A repetitive catalog of sex, drugs, and rock ’n’ roll by a pioneering groupie.
“It was never a goal for me to be famous. I wanted to be infamous.” So writes Fontenot (1949-2020), a member of the Frank Zappa creation called the GTOs, or Girls Together Outrageously, who recorded an album that, Dee Dee Ramone exclaims later in the book, he paid $500 for on the used-disc market. Fontenot did a little bit of everything to earn a living in 1960s Los Angeles, and she cut an odd figure: admittedly often overweight but with an exuberant, heavily made-up style that musicians like Alice Cooper and the members of KISS would appropriate. Her musical tastes were broad. She dug Gram Parsons particularly: “We basically bonded over soul music and heroin. Sometimes we’d just watch TV, and I learned quickly that if I walked into Gram’s place and Hee-Haw was on, I had to be real quiet.” Though the author writes that “sex has never been a big deal for me,” various contortions and partners figure into these pages, which eventually become tiresome.
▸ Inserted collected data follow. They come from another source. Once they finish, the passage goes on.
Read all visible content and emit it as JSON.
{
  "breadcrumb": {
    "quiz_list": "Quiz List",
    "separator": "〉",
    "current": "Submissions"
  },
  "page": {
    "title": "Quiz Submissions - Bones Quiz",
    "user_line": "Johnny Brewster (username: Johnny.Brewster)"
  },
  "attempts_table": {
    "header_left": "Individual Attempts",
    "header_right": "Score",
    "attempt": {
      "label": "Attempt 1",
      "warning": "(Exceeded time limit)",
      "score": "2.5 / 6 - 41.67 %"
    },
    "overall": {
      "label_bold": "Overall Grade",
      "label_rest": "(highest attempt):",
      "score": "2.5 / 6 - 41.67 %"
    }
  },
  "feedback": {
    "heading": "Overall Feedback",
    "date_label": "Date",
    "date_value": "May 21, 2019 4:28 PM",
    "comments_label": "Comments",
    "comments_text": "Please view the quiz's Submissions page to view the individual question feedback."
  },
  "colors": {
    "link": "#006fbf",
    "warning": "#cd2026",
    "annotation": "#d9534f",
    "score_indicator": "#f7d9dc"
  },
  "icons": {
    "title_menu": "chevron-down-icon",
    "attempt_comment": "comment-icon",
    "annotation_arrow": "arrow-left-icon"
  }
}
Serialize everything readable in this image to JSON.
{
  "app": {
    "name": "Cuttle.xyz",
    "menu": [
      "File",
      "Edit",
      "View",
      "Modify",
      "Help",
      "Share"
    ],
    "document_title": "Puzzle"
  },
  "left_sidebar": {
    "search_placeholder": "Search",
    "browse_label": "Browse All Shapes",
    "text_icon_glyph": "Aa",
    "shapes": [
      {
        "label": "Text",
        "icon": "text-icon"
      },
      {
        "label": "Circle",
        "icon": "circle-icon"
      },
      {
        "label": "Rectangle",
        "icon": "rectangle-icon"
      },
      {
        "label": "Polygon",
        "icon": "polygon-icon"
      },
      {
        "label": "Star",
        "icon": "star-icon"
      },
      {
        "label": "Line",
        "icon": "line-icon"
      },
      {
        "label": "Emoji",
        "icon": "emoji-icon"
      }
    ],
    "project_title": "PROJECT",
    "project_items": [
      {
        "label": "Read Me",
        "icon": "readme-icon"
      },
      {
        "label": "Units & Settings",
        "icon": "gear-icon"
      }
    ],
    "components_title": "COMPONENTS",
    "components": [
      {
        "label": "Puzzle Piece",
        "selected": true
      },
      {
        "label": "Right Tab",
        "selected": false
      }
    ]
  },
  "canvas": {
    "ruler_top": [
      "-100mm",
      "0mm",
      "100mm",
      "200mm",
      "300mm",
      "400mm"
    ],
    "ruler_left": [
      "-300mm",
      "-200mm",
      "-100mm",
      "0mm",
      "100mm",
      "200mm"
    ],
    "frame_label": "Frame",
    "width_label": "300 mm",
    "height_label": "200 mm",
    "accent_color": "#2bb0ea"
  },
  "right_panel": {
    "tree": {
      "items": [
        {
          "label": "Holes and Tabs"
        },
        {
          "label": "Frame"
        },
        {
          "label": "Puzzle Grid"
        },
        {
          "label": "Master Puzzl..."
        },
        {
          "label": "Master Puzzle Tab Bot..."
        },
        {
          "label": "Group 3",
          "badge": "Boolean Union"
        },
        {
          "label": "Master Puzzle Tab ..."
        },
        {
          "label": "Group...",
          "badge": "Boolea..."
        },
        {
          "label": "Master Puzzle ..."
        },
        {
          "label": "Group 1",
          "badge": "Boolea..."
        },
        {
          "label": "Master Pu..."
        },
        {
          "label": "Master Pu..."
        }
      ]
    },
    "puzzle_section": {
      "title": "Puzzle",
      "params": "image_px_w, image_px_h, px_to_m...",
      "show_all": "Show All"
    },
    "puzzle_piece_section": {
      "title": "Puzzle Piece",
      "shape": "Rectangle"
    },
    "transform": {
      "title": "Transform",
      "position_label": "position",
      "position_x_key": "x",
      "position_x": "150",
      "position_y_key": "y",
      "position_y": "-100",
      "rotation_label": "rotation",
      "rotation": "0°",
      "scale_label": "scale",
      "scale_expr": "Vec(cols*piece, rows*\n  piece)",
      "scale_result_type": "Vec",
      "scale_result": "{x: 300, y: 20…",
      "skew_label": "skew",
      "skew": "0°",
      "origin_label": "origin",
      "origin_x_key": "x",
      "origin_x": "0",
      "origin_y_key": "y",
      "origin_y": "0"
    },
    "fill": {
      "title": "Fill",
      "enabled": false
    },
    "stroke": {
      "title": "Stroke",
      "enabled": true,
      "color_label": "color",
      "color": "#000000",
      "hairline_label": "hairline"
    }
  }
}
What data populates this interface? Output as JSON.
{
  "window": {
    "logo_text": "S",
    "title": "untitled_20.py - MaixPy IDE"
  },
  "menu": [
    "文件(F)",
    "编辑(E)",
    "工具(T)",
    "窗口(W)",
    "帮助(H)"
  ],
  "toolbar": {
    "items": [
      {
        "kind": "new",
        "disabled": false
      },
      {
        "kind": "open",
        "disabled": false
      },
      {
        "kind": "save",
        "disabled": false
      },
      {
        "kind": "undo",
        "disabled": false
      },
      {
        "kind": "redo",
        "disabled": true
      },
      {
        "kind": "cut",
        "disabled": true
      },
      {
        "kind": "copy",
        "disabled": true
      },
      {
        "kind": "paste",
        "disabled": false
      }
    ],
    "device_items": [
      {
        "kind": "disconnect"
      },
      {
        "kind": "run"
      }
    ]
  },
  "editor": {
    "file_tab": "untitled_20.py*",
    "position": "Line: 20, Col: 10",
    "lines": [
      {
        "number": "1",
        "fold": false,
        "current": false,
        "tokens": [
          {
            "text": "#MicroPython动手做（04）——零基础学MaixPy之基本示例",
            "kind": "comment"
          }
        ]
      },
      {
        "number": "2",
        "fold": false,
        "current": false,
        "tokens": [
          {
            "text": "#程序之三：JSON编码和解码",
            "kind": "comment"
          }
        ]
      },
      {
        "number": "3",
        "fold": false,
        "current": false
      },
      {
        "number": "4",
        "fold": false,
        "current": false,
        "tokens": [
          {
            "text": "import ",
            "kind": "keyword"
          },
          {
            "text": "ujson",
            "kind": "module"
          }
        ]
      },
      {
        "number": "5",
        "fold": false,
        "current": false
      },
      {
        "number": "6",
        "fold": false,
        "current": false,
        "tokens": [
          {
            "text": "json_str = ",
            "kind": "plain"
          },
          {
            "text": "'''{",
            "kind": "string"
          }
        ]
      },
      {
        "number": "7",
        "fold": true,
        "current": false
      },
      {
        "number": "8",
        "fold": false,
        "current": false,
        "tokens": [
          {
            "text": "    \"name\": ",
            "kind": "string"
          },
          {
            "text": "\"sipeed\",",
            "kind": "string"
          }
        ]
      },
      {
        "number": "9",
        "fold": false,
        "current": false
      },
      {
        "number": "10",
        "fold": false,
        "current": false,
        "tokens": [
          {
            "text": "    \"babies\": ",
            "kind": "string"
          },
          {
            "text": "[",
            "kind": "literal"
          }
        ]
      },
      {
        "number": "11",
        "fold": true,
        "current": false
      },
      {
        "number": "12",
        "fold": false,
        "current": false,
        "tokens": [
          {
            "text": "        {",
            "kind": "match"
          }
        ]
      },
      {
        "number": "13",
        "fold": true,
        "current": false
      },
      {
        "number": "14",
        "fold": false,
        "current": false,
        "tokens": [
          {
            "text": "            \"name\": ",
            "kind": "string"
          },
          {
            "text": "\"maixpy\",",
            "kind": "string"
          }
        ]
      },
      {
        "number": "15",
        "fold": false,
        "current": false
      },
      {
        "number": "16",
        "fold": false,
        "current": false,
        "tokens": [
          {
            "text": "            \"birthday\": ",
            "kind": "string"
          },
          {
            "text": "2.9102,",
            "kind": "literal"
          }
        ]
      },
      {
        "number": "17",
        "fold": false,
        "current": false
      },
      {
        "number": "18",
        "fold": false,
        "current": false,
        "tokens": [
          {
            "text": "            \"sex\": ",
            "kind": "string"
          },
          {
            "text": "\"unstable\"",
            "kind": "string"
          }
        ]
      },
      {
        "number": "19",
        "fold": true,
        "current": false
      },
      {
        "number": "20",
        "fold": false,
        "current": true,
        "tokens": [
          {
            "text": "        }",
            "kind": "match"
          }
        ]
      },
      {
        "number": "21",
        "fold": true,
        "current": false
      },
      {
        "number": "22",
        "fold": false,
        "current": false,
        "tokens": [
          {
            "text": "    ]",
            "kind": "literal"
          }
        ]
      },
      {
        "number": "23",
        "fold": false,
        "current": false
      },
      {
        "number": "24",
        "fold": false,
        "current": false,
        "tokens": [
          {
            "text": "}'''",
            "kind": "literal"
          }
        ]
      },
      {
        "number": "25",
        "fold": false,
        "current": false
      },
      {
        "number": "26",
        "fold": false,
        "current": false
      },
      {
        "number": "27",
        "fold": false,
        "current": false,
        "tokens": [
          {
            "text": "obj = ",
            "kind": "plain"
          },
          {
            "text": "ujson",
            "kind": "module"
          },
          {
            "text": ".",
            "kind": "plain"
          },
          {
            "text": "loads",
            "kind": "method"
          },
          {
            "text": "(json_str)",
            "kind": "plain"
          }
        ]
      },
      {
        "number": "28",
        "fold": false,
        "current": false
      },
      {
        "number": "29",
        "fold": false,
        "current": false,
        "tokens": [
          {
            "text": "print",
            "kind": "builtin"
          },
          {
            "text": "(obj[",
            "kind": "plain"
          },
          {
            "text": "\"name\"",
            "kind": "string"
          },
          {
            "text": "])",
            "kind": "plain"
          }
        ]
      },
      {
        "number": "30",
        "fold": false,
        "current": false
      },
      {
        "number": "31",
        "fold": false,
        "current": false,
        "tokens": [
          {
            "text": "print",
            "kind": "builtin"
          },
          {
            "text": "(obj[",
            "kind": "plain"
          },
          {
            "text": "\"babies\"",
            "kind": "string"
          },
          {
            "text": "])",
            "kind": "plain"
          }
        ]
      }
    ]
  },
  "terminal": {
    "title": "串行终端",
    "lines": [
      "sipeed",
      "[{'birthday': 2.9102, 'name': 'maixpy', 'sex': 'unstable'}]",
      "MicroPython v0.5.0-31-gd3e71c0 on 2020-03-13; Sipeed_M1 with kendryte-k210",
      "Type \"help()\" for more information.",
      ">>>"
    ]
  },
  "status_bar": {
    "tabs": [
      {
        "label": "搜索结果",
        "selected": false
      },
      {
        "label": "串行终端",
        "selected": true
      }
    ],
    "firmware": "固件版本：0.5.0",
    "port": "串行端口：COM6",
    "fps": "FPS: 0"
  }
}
Mostly, though, Miss Mercy, as she was known, enumerates the many kinds of drugs she consumed and the trouble that got her into, even though there was always someone worse. As she writes about a fellow groupie, “she was actually younger than me, but she looked about seventy-five years old. After she died, I found out she’d been shooting Ritalin for years. It made her look like a fossilized tree. Or like Keith Richards.” A crack addiction left Fontenot homeless for a couple of years—though “the homeless crackhead lifestyle could actually be a ton of fun.” Alas, the fun times ended, and Fontenot died in July 2020 at the improbably old age of 71, long having felt “like a ghost already.” Pamela Des Barres, the author’s friend and fellow groupie, provides the afterword.
Best left to die-hard GTO fans or parents trying to scare their kids straight.